I would have figured that by now, Japanese food would have no surprises left for me. But apparently it still a has a few tricks up its sleeve, in the form of rather tasty-looking sandwiches. You buy a delicious-looking lunch. Normal, every day sandwich. Egg salad, tuna, sliced deli meats maybe. With lettuce and tomato if you like, perhaps a sliced cucumber if you want to be weird. And so, hungry and all, you bite into it and taste... horseradish. Gobs and gobs of nasty green not-quite-spicy-but-definitely-potent horseradish sauce. What the HELL. If I'd wanted to taste nothing but horseradish, I would've gotten the sandwich marked "horseradish." I bought an egg-salad sandwich, and I'd like to actually be able to tell that's what it is when I'm eating it.

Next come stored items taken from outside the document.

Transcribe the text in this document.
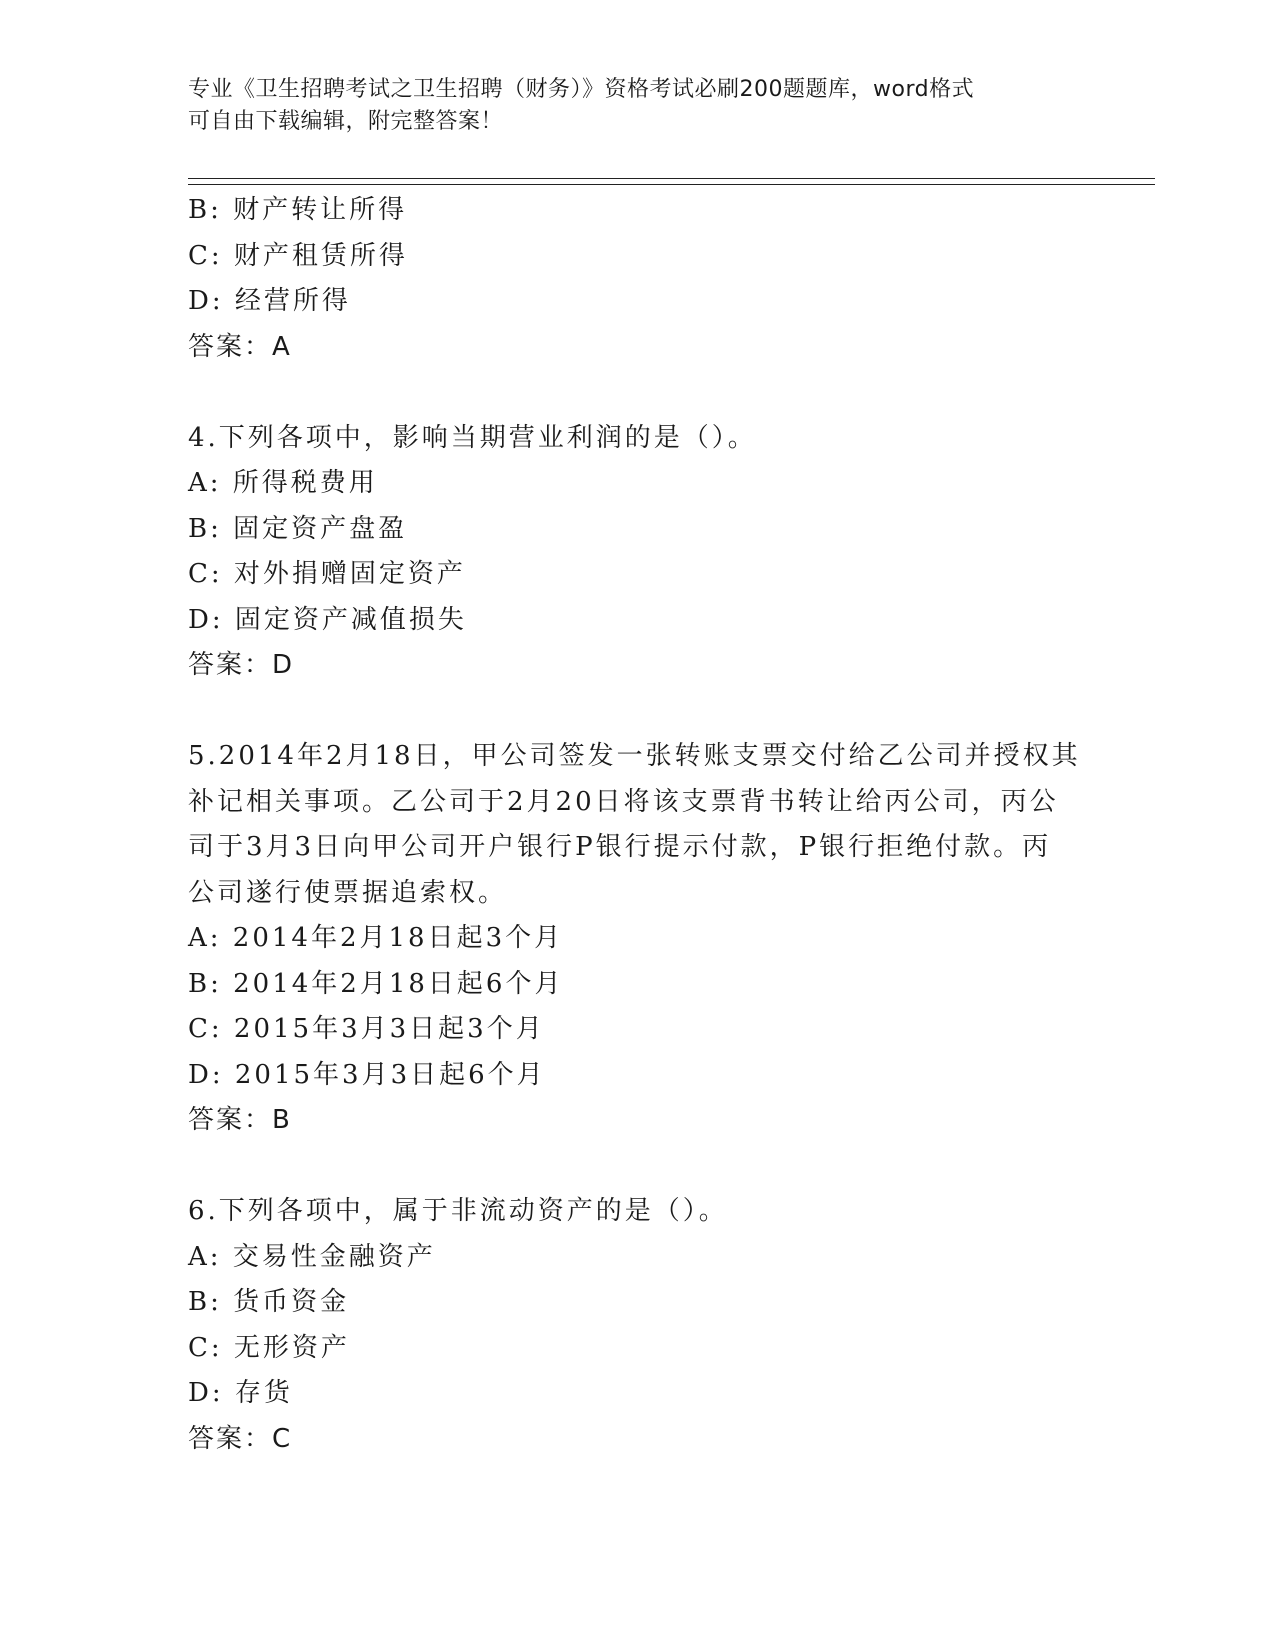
专业《卫生招聘考试之卫生招聘（财务）》资格考试必刷200题题库，word格式
可自由下载编辑，附完整答案！
B: 财产转让所得
C: 财产租赁所得
D: 经营所得
答案：A
4.下列各项中，影响当期营业利润的是（）。
A: 所得税费用
B: 固定资产盘盈
C: 对外捐赠固定资产
D: 固定资产减值损失
答案：D
5.2014年2月18日，甲公司签发一张转账支票交付给乙公司并授权其
补记相关事项。乙公司于2月20日将该支票背书转让给丙公司，丙公
司于3月3日向甲公司开户银行P银行提示付款，P银行拒绝付款。丙
公司遂行使票据追索权。
A: 2014年2月18日起3个月
B: 2014年2月18日起6个月
C: 2015年3月3日起3个月
D: 2015年3月3日起6个月
答案：B
6.下列各项中，属于非流动资产的是（）。
A: 交易性金融资产
B: 货币资金
C: 无形资产
D: 存货
答案：C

And also, the much-discussed but still annoying pizza issue. CORN DOES NOT GO ON PIZZA. Whoever gave the Japanese the idea that it DOES needs to be bludgeoned to death with a corncob. And please, don't hide the mostly raw onions under a layer of cheese. Biting into what looks like a cheese pizza and have it turn out to be an onion pizza is almost as bad as the horseradish thing. However, mushroom pizza is a different story, even if the mushrooms are that weird kind that come with the stringy three-inch long stems.
Okay. I'm done. I'm not really expecting anyone to actually read this, but I had to get it out of my system.